The hospital responded with an immediate action plan later in the day and the state of immediate jeopardy was lifted. However the facility has yet to file an overall plan of correction satisfying state regulators.
"An approved plan of correction is not on file," the report states.
The records reviewed showed that when a nurse went to check on the patient, whose condition was being monitored electronically, there was no pulse. A code blue was called but the patient had "passed away," the report states.
The records reviewed by the state showed the technician assigned to monitor the patient had repeatedly silenced the alarm after attempts to reach the nurse assigned to the patient failed. Those failed efforts came on phones provided by the facility.
The inspection showed there were repeated failures with the phone system with battery packs falling out. The report states that some employees had resorted to taping the batteries in an attempt to keep them in place. Other used elastics to hold the batteries in position.
The battery pack falls out all the time, one hospital employee told the surveyor.
According to the report not only did calls go unanswered but callers could not even leave a message. And even when calls went through reception was poor.
"Sometimes we cannot make or receive calls," another employee told the surveyor.
The report states that alarms were not to be silenced until the monitor technician "establishes direct verbal contact with the nurse caring for the patient."

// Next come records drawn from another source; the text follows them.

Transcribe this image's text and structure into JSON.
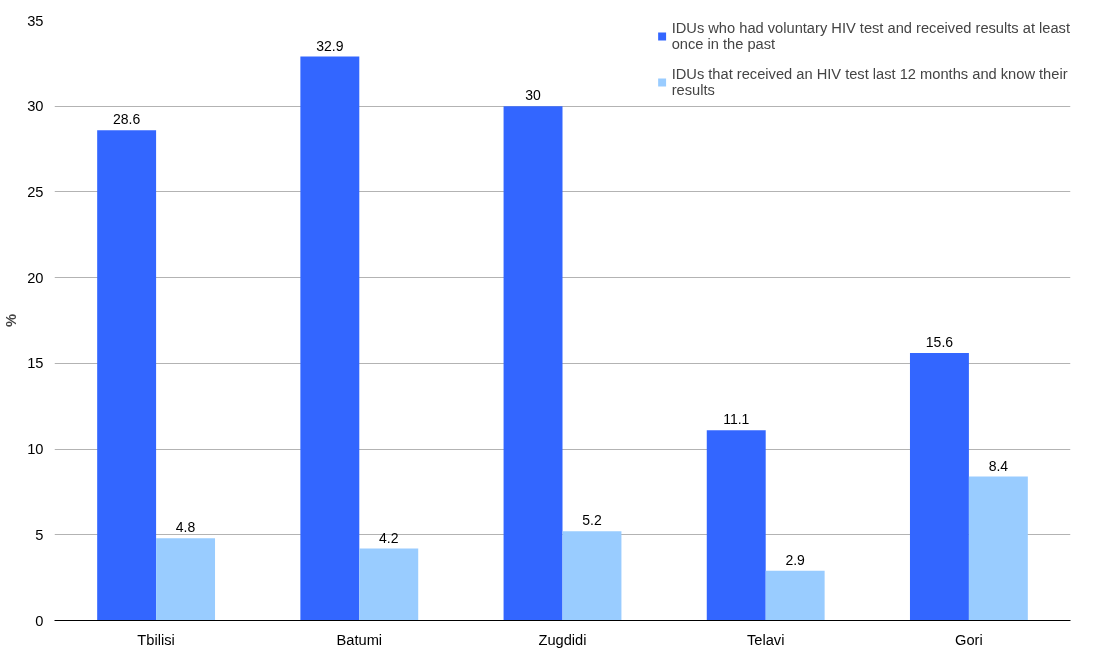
{
  "chart_data": {
    "type": "bar",
    "ylabel": "%",
    "categories": [
      "Tbilisi",
      "Batumi",
      "Zugdidi",
      "Telavi",
      "Gori"
    ],
    "series": [
      {
        "name": "IDUs who had voluntary HIV test and received results at least once in the past",
        "color": "#3366ff",
        "values": [
          28.6,
          32.9,
          30,
          11.1,
          15.6
        ]
      },
      {
        "name": "IDUs that received an HIV test last 12 months and know their results",
        "color": "#99ccff",
        "values": [
          4.8,
          4.2,
          5.2,
          2.9,
          8.4
        ]
      }
    ],
    "ylim": [
      0,
      35
    ],
    "yticks": [
      0,
      5,
      10,
      15,
      20,
      25,
      30,
      35
    ],
    "grid": "y",
    "legend": "top right",
    "data_labels": true
  }
}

Earlier this year the state health agency cited Nazareth Hospital in a similar incident involving a death and the failure of telemetry monitoring.
Therriault said the hospital instituted its own investigation of the incident and reported it to state officials.
"In addition, we reached out to the patient’s family to explain what had transpired and to express our deepest regrets," she said in response to questions.
She said that hospital officials were continuing to work with state officials in developing action plans to address outstanding issues.
"Main Line Health’s first priority is to ensure the safety of all those who rely on us for care," she concluded.